Bir annenin kaybettiği yavrusunun ardından yıllar geçse dahi aynı hasret, aynı acı, aynı sitem, aynı feryat ile beklemesinin tam olarak karşılığıdır; çaresizlik ve yanmışlık. Süreç içerisinde bu sadece o anne veya o aileye de ait değil, yüreğinin bir köşesinde bir parça vicdan kalmış olan herkesin ortak yanmışlığı olur.

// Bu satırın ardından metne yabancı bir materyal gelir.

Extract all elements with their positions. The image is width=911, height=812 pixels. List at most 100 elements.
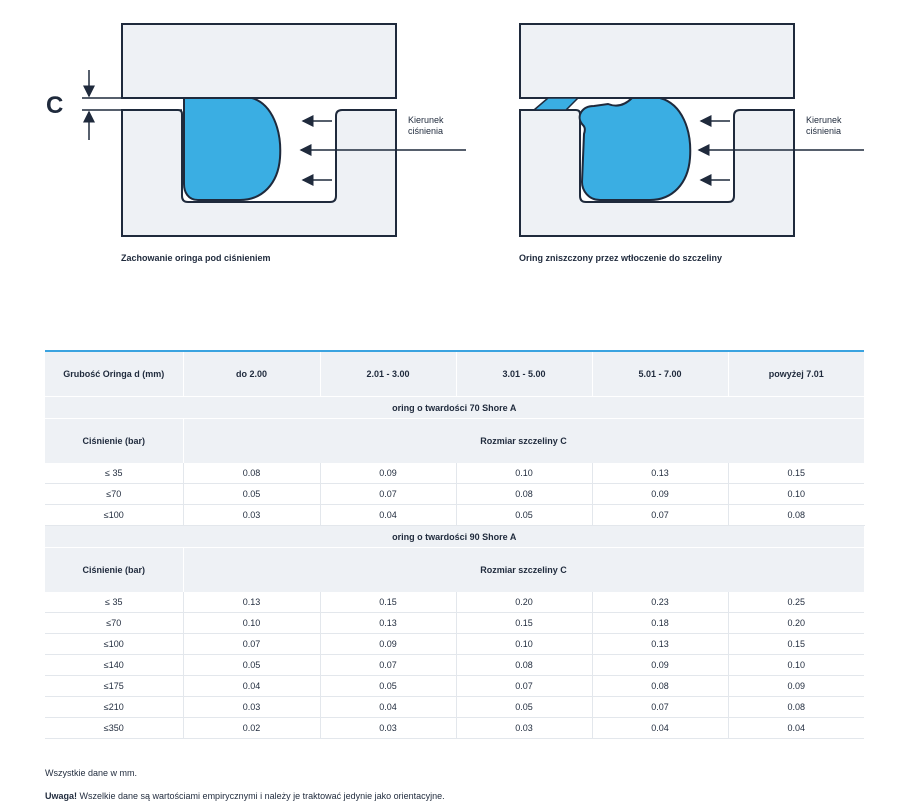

Merkeze 'insan' olmayı koymayı unuttuğumuz, renklerimizin iyice birbirinden uzaklaştığı şu dönemde kulaklarımızı yine birbirimize düşman edecek tonlar dolduruyor. Kimimizin bilinci bu tonlar karşısında çok sert bir şekilde kapanıyor. Özü olmayan, bir kaset gibi doldurulmuş gündemin kopuşunu seyretmek ile kalıyoruz.
Birbirinden farkı olmayan yitirdiğimiz nice canın ardından yorgun olan kalplerimizi, yakınmaktan yenik düşmüş dillerimizi tamir edip; yeniden, en canlı ve en yüce duygularımız ile gözyaşlarına bir son verip barışı inşa etmeliyiz.
Sonsuz mavi gökyüzüne, ezilmiş renklerimizi canlandırıp gökkuşağımızı kurabilmemiz için hemen yarın nerede olursak olalım hep bir ağızdan 'barış istiyoruz' diye haykırmalıyız.
Biz, 'biz' olmayı başarırsak er ya da geç savaş bitecek, kan isteyenlerin yürekleri gibi dilleri de kuruyacaktır!